I was reminded of the saying not long ago after a very lovely visit with a friend from college and her husband. Since they were planning to take the train from Le Havre, where they had ended their month-long cruise, to Paris, they suggested stopping in Rouen so we could meet up for the afternoon. I hadn’t seen them for many years although my friend and I had exchanged some brief emails over those years.
In Rouen, we spent a most enjoyable five hours catching up on our lives and exchanging news of mutual friends. After they left, while savoring our time together and recalling that saying about silver and gold, I started thinking about what I had written in my new book on the subject of friendships. I devoted several pages to my reflections on the many different relationships I have had in my life: with family, with work associates, with school and university companions, with pleasant acquaintances from my years in San Francisco, Hartford and Boston, with helpful colleagues from my journey to find Jeanne’s story, and now with so many kindred spirits during the time I spend in France. Indeed, one of the original reasons for the sequel to Jeanne’s story was to describe the marvelous adventures I had had during my research and to recognize the extraordinarily kind people whom I have met along the way.

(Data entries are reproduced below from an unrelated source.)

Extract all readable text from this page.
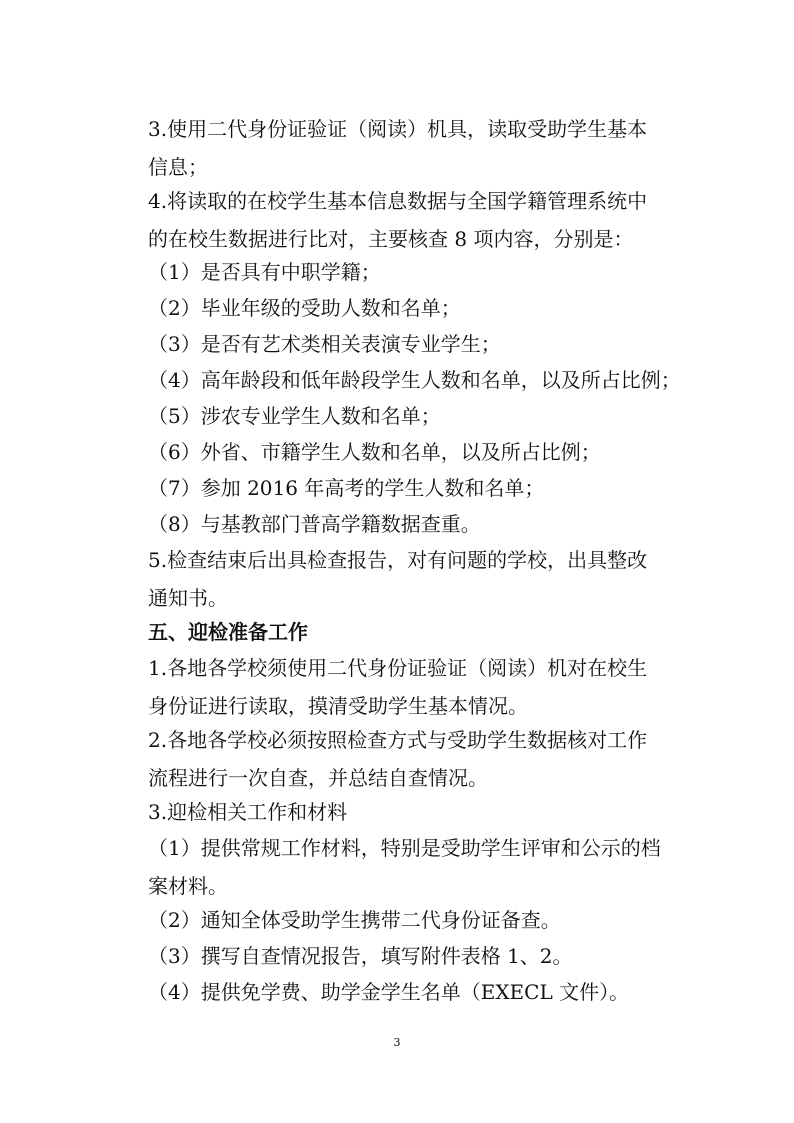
3.使用二代身份证验证（阅读）机具，读取受助学生基本
信息；
4.将读取的在校学生基本信息数据与全国学籍管理系统中
的在校生数据进行比对，主要核查 8 项内容，分别是：
（1）是否具有中职学籍；
（2）毕业年级的受助人数和名单；
（3）是否有艺术类相关表演专业学生；
（4）高年龄段和低年龄段学生人数和名单，以及所占比例；
（5）涉农专业学生人数和名单；
（6）外省、市籍学生人数和名单，以及所占比例；
（7）参加 2016 年高考的学生人数和名单；
（8）与基教部门普高学籍数据查重。
5.检查结束后出具检查报告，对有问题的学校，出具整改
通知书。
五、迎检准备工作
1.各地各学校须使用二代身份证验证（阅读）机对在校生
身份证进行读取，摸清受助学生基本情况。
2.各地各学校必须按照检查方式与受助学生数据核对工作
流程进行一次自查，并总结自查情况。
3.迎检相关工作和材料
（1）提供常规工作材料，特别是受助学生评审和公示的档
案材料。
（2）通知全体受助学生携带二代身份证备查。
（3）撰写自查情况报告，填写附件表格 1、2。
（4）提供免学费、助学金学生名单（EXECL 文件）。
3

While that second book, and my life as well, has turned into something totally unexpected, the experiences I have had, and keep on having, continue to spark my thinking about friendship, one of those gifts in life that “give value to survival,” according to author and theologian C. S. Lewis.
In that chapter about connections, I not only described a spectrum for the many different “shapes and sizes” of connections I have experienced. I also spent some time reflecting on why friendships have now become more of a focus for me in this third chapter of my life. Is it that I am meeting so many interesting and caring people? Or is it perhaps me who is different. Have I changed as a result of my years in France? Or is it age that has heightened my gratitude for the friends in my life, not only in France but in the United States and elsewhere? Is it that I have more free time since my work demands, while ever present, are less pressing now? Does the size of Dieppe have something to do with my new perspective, since I have never lived in a town this size? Or, as I noted in the book, does the culture of France have something to do with my new appreciation, a culture where friends are highly valued and nurtured just because friendship is important?
I wonder how my ancestor Jeanne Chevalier experienced friendship. Was she able to maintain her ties with friends in France? What about with the other Filles du Roi on their journey to new lives in New France? How did she forge new connections with other pioneers in her new homeland?
How do you, dear reader, reflect about the friends and connections you’ve formed, in your past or in your present life?